4.8. Né la legge n. 297 del 1982 e neppure il d.lgs. n. 82 del 1990 prevedono un obbligo di preventiva escussione degli eventuali coobbligati e piuttosto tutelano in modo immediato e diretto il diritto previdenziale alla copertura del credito da Tfr che sia sorto presso il datore di lavoro insolvente con la definitiva cessazione del rapporto di lavoro.
4.9. Ciò risulta palese anche per il fatto che l’art. 2 della legge n. 297 citata stabilisce che «trascorsi quindici giorni» dal deposito dello stato passivo o dalla pronuncia della sentenza in sede di opposizione ad esso – e quindi dopo una dilazione esclusivamente temporale -il lavoratore può ottenere a domanda il relativo pagamento.
4.10. Come sottolineato da questa Corte, infatti, è stato da tempo superato l’inquadramento dell’obbligazione del Fondo nei termini della solidarietà di esso con il datore di lavoro (Cass. 23 luglio 2012 n. 12852 ed anche nn. 10875, 20675 del 2013; 12971 del 2014) e non è previsto alcun altro requisito (beneficio d’ordine; beneficio di escussione) sicché non ha fondamento la tesi sulla natura sussidiaria dell’obbligazione.
4.11. D’altra parte, è chiaro che la copertura previdenziale riconnessa all’insolvenza del datore di lavoro non può prescindere da una semplificazione anche sul piano obbligatorio, per la necessità di tendere al massimo, data la natura retributiva dei diritti, ad una contiguità temporale tra il maturare dei crediti e la relativa soddisfazione.
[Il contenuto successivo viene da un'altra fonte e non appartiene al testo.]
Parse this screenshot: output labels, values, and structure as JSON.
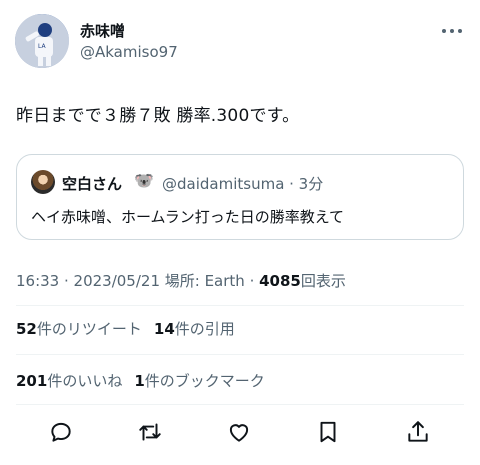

Si è perciò ritenuto che non può consentirsi, in mancanza di norma espressa in tal senso, una dilazione della stessa, che la subordini all’esercizio della pretesa verso altri condebitori del credito lavoristico.
4.12. Come affermato da questa Corte nei precedenti sopra richiamati, dai quali non v’è ragione nella specie di discostarsi (cfr. Cass. n. 26021 del 2018), l’equilibrio normativo, rispetto alle parti del rapporto previdenziale, è semmai recuperato dal
diritto di surroga dell’I.RAGIONE_SOCIALE. al lavoratore nel passivo fallimentare (art. 2 comma 7 della legge n. 82 del 1990).
5. In conclusione, per le ragioni esposte, il ricorso deve essere rigettato. Le spese seguono la soccombenza e, distratte in favore dell’antistatario, sono liquidate in dispositivo. Ai sensi dell’art. 13 comma 1 quater del d.P.R. n. 115 del 2002 va dato atto della sussistenza dei presupposti processuali per il versamento da parte del ricorrente dell’ulteriore importo a titolo di contributo unificato pari a quello previsto per il ricorso a norma dell’art.13 comma 1 bis del citato d.P.R., se dovuto.
P.Q.M.
La Corte rigetta il ricorso e condanna parte ricorrente al pagamento delle spese del giudizio che si liquidano in euro 3.500,00 per compensi professionali ed euro 200,00 per esborsi, oltre 15% per spese forfetarie ed accessori di legge.
Spese da distrarsi in favore del procuratore che se ne è dichiarato antistatario.
Ai sensi dell’art. 13 comma 1 quater del d.P.R. n. 115 del 2002 dà atto della sussistenza dei presupposti processuali per il versamento da parte del ricorrente dell’ulteriore importo a titolo di contributo unificato pari a quello previsto per il ricorso a norma dell’art.13 comma 1 bis del c itato d.P.R., se dovuto.